Jon I don’t even think that’s technically — you just saw her. You might as well have seen a poster of her.
Ellie Exactly! And Amy Poehler, yeah, she’s always around UCB, so I saw her a bunch. She remembers every single person’s name at that theater.
Jon Amy and Tina both have this quality, which is that they’re incredibly good leaders because they lead by example. They’re almost always the hardest-working person on their particular job. It’s an inspiring lesson to learn.
Ellie I have not worked with them yet, but from afar you can see that.
Jon We’re coming to the end here, and thank you so much for your time — I know it’s very late where you are.
Ellie You’re welcome, Jon Hamm. Yeah, I just squeezed this in, you’re welcome.
Jon You are in St. Louis, and I know the nightlife is happening in St. Louis. Your fans are probably waiting outside your house and you have to go sign autographs.
Ellie It’s fine — they can wait a little longer.
Jon You are in fact in St. Louis, which is adorable, because it’s just after Thanksgiving, and that’s where you go; you go home. It wasn’t that long ago when I came and saw your one-woman show and you were nervous and freaked out. What would you tell your 17-year-old self if that person wanted to come out here and do this for a living? What’s a good piece of advice? Because I get asked this question a lot, and I often don’t have a good answer for it. But you’re much more intelligent than I am, and I want you to solve my problem for me.

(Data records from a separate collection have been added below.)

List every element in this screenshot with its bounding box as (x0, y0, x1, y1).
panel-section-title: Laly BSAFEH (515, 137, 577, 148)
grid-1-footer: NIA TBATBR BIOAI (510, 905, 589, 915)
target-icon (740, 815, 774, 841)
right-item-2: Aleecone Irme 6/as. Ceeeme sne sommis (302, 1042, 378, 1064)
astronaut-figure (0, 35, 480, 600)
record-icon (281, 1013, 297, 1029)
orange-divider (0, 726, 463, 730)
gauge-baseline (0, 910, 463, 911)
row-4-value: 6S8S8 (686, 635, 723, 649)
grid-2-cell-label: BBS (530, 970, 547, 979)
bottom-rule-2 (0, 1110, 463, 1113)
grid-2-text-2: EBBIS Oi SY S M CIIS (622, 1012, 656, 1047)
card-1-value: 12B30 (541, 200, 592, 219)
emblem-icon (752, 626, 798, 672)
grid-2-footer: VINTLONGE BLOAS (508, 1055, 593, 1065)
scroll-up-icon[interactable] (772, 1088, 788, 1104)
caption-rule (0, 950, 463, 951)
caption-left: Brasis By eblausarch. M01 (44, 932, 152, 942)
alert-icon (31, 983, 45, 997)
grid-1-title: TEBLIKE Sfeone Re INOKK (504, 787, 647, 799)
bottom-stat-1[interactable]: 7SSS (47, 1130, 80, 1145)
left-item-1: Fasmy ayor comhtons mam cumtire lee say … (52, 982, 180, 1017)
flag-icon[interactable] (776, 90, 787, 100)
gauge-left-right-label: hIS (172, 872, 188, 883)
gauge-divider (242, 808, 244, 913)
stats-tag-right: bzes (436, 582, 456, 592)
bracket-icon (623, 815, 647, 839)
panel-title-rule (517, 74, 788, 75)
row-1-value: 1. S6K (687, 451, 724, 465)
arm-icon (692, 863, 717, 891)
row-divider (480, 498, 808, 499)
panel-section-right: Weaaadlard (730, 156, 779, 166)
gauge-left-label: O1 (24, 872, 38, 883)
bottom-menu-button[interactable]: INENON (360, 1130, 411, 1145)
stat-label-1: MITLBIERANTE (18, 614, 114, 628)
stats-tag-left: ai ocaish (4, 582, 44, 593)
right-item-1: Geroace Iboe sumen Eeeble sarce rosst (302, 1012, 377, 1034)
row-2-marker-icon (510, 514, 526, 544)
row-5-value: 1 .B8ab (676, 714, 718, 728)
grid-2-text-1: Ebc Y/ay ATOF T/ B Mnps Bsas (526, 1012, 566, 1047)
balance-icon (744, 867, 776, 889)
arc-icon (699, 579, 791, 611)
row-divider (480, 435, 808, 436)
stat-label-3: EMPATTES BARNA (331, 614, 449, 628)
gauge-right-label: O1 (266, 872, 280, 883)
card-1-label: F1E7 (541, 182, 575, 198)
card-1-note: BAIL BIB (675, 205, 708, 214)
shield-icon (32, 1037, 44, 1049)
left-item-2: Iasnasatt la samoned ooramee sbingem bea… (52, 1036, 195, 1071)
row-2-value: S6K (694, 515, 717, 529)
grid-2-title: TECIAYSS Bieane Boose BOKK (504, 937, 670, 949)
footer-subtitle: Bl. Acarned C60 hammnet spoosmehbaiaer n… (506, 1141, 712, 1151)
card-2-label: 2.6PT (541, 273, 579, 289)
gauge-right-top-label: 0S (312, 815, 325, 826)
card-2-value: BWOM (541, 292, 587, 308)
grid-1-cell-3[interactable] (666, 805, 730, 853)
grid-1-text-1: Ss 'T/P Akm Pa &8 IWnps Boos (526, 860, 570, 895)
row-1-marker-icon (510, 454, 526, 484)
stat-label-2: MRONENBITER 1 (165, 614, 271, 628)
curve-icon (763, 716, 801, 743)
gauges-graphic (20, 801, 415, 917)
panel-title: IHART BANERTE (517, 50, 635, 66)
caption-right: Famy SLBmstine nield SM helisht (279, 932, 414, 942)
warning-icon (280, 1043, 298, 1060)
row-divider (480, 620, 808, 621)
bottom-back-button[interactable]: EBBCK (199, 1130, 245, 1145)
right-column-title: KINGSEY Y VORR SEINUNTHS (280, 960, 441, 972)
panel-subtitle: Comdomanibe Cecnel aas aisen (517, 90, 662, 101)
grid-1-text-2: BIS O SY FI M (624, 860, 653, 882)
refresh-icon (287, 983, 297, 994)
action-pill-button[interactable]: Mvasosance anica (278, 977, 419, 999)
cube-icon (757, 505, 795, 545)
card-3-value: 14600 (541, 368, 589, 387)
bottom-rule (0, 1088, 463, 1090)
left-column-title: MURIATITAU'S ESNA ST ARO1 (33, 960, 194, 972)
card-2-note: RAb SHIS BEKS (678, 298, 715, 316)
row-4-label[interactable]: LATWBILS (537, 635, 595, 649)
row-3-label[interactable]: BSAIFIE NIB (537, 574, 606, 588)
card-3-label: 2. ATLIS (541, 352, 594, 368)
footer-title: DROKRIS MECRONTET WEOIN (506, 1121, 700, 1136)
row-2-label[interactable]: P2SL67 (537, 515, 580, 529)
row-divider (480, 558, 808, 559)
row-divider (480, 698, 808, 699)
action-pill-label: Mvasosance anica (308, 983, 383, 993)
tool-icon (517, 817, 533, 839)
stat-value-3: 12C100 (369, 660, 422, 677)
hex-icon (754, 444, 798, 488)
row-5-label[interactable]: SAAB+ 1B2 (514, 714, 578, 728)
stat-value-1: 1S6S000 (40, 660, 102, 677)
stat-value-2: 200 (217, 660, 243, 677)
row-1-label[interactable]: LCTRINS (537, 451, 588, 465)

Ellie First of all, I’m not kissing up to you, but have a great teacher like you, because that’s what plants the seed. To get more concrete, really zero in on what you want to be doing as soon as you can because then you can start working toward achieving it. I didn’t start doing improv [right away] — I did nothing for a year and then went to New York and went, “Oh, I wish I had taken that year to get right into it.”
Jon You hit on the most important part of it, which is just do it — work. That’s what you have done so remarkably. It’s been a pleasure to not only watch but to be a part of. We were in Bridesmaids together, which was so cool, because we got to walk the red carpet and your mom was there.
Ellie Now my mom is officially going to be over the moon.
Jon Well, you have a great mom, you have great parents, and that’s the other part of it, too. Surround yourself with great people — only work with people that you find inspiring. I think with Robert and Tina you’ve put yourself in very good hands.
Ellie Oh, I can only mess this up, so I will just try not to mess it up!
Jon Miss Kemper…
Ellie Mr. Hamm…
Jon It has been 30 minutes that we’ve been talking, and it’s been an absolute delight.
Ellie Well, it has been a pleasure for me! Thank you!
Jon I wish you the happiest of holidays. Please tell your mom and sister and family that I said hello. We are also neighbors, actually, which is crazy. I didn’t know that until very recently — congratulations, it’s a nice neighborhood.
An Endorsement from Tina
“She’s so talented and so funny, but she also has a tremendous amount of warmth. She’s beautiful and young and so all-American and fresh-looking, but she also has this fearlessness to go for whatever kind of joke is necessary, and a lot of strength, too. There was a lot to use for us as writers, and she’s a person who you feel like you want to spend time with. You want to root for her when she’s a character in something.”